9

My question is related to the thread Negative values for AIC in General Mixed Model. I often get negative AIC values from the software I use. I notice it most when I'm doing time series. But here is what I don't get. When defining the AIC like

$$AIC = 2k-2\ln(L)$$

$L$, the likelihood, is a joint probability and to my understanding must be bound between 0 and 1. Mathematically this implies the $AIC$ must be positive. So I don't know what my software is giving me for the value labeled $AIC$. Any thoughts?

Community
  • 1
Zachary Blumenfeld
  • 3,826
  • 1
  • 14
  • 21
  • What software do you use?
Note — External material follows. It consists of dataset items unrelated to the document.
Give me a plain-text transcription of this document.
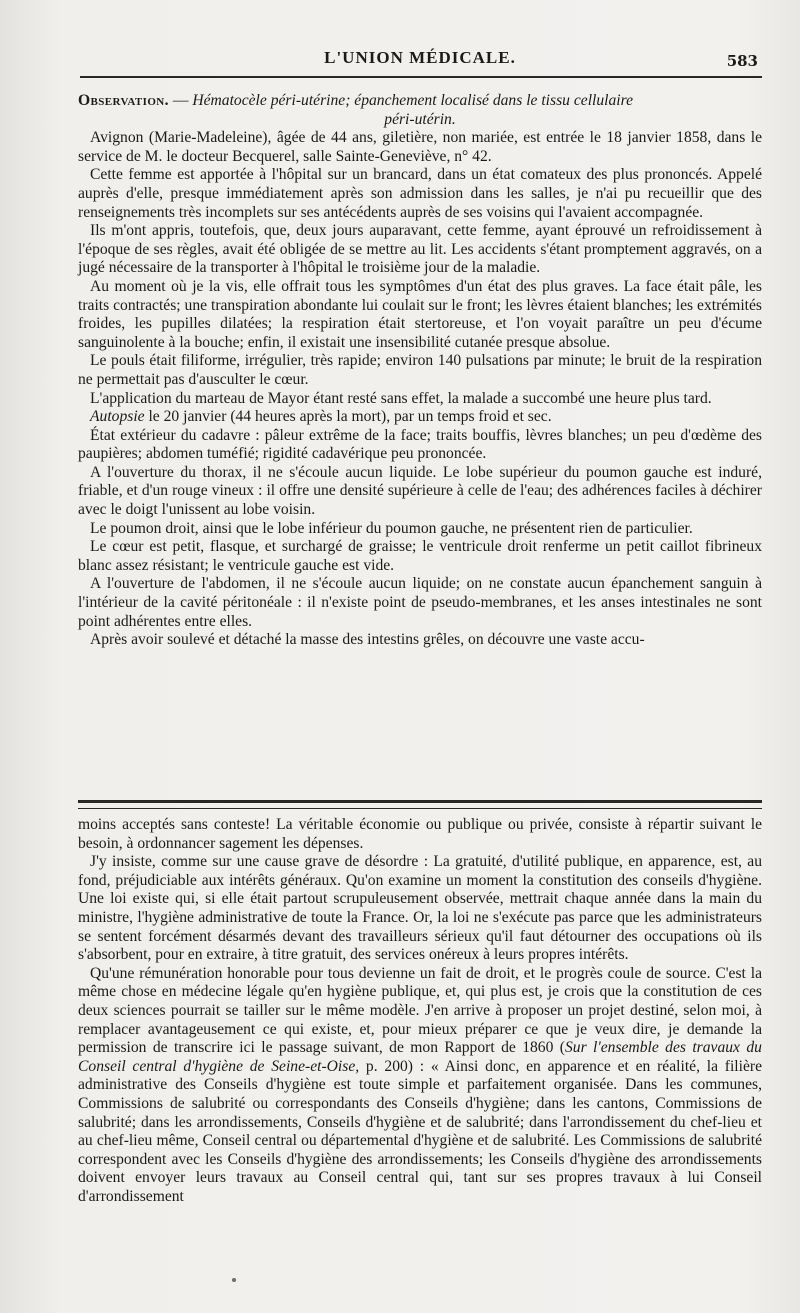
L'UNION MÉDICALE.	583

Observation. — Hématocèle péri-utérine; épanchement localisé dans le tissu cellulaire
péri-utérin.

Avignon (Marie-Madeleine), âgée de 44 ans, giletière, non mariée, est entrée le 18 janvier 1858, dans le service de M. le docteur Becquerel, salle Sainte-Geneviève, n° 42.

Cette femme est apportée à l'hôpital sur un brancard, dans un état comateux des plus prononcés. Appelé auprès d'elle, presque immédiatement après son admission dans les salles, je n'ai pu recueillir que des renseignements très incomplets sur ses antécédents auprès de ses voisins qui l'avaient accompagnée.

Ils m'ont appris, toutefois, que, deux jours auparavant, cette femme, ayant éprouvé un refroidissement à l'époque de ses règles, avait été obligée de se mettre au lit. Les accidents s'étant promptement aggravés, on a jugé nécessaire de la transporter à l'hôpital le troisième jour de la maladie.

Au moment où je la vis, elle offrait tous les symptômes d'un état des plus graves. La face était pâle, les traits contractés; une transpiration abondante lui coulait sur le front; les lèvres étaient blanches; les extrémités froides, les pupilles dilatées; la respiration était stertoreuse, et l'on voyait paraître un peu d'écume sanguinolente à la bouche; enfin, il existait une insensibilité cutanée presque absolue.

Le pouls était filiforme, irrégulier, très rapide; environ 140 pulsations par minute; le bruit de la respiration ne permettait pas d'ausculter le cœur.

L'application du marteau de Mayor étant resté sans effet, la malade a succombé une heure plus tard.

Autopsie le 20 janvier (44 heures après la mort), par un temps froid et sec.

État extérieur du cadavre : pâleur extrême de la face; traits bouffis, lèvres blanches; un peu d'œdème des paupières; abdomen tuméfié; rigidité cadavérique peu prononcée.

A l'ouverture du thorax, il ne s'écoule aucun liquide. Le lobe supérieur du poumon gauche est induré, friable, et d'un rouge vineux : il offre une densité supérieure à celle de l'eau; des adhérences faciles à déchirer avec le doigt l'unissent au lobe voisin.

Le poumon droit, ainsi que le lobe inférieur du poumon gauche, ne présentent rien de particulier.

Le cœur est petit, flasque, et surchargé de graisse; le ventricule droit renferme un petit caillot fibrineux blanc assez résistant; le ventricule gauche est vide.

A l'ouverture de l'abdomen, il ne s'écoule aucun liquide; on ne constate aucun épanchement sanguin à l'intérieur de la cavité péritonéale : il n'existe point de pseudo-membranes, et les anses intestinales ne sont point adhérentes entre elles.

Après avoir soulevé et détaché la masse des intestins grêles, on découvre une vaste accu-

moins acceptés sans conteste! La véritable économie ou publique ou privée, consiste à répartir suivant le besoin, à ordonnancer sagement les dépenses.

J'y insiste, comme sur une cause grave de désordre : La gratuité, d'utilité publique, en apparence, est, au fond, préjudiciable aux intérêts généraux. Qu'on examine un moment la constitution des conseils d'hygiène. Une loi existe qui, si elle était partout scrupuleusement observée, mettrait chaque année dans la main du ministre, l'hygiène administrative de toute la France. Or, la loi ne s'exécute pas parce que les administrateurs se sentent forcément désarmés devant des travailleurs sérieux qu'il faut détourner des occupations où ils s'absorbent, pour en extraire, à titre gratuit, des services onéreux à leurs propres intérêts.

Qu'une rémunération honorable pour tous devienne un fait de droit, et le progrès coule de source. C'est la même chose en médecine légale qu'en hygiène publique, et, qui plus est, je crois que la constitution de ces deux sciences pourrait se tailler sur le même modèle. J'en arrive à proposer un projet destiné, selon moi, à remplacer avantageusement ce qui existe, et, pour mieux préparer ce que je veux dire, je demande la permission de transcrire ici le passage suivant, de mon Rapport de 1860 (Sur l'ensemble des travaux du Conseil central d'hygiène de Seine-et-Oise, p. 200) : « Ainsi donc, en apparence et en réalité, la filière administrative des Conseils d'hygiène est toute simple et parfaitement organisée. Dans les communes, Commissions de salubrité ou correspondants des Conseils d'hygiène; dans les cantons, Commissions de salubrité; dans les arrondissements, Conseils d'hygiène et de salubrité; dans l'arrondissement du chef-lieu et au chef-lieu même, Conseil central ou départemental d'hygiène et de salubrité. Les Commissions de salubrité correspondent avec les Conseils d'hygiène des arrondissements; les Conseils d'hygiène des arrondissements doivent envoyer leurs travaux au Conseil central qui, tant sur ses propres travaux à lui Conseil d'arrondissement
Could you give us a specific example that yields a negative AIC so we can check using our software and analyses? – David G. Stork Jan 25 '15 at 08:21
  • 2
    Likelihoods *do not* need to be $\leq 1$, since densities can exceed 1. Indeed, [see here](http://en.wikipedia.org/wiki/Likelihood_function#Likelihoods_for_continuous_distributions): "likelihood is only defined up to a multiplicative constant"; (only positive ones could make sense, though). Log-likelihoods only make sense when compared with other log likelihoods (the arbitrary shift must be the same for both, naturally). – Glen_b Jan 25 '15 at 15:50

1 Answers1

11

$L$ is not a joint probability (joint cumulative probability density) but joint probability density. Since density only needs to be non-negative and is not bounded from above, $\operatorname{ln}(L)$ can be both positive and negative. Hence, $AIC$ can also be both positive and negative.

Scortchi - Reinstate Monica
  • 27,560
  • 8
  • 81
  • 248
Richard Hardy
  • 54,375
  • 10
  • 95
  • 219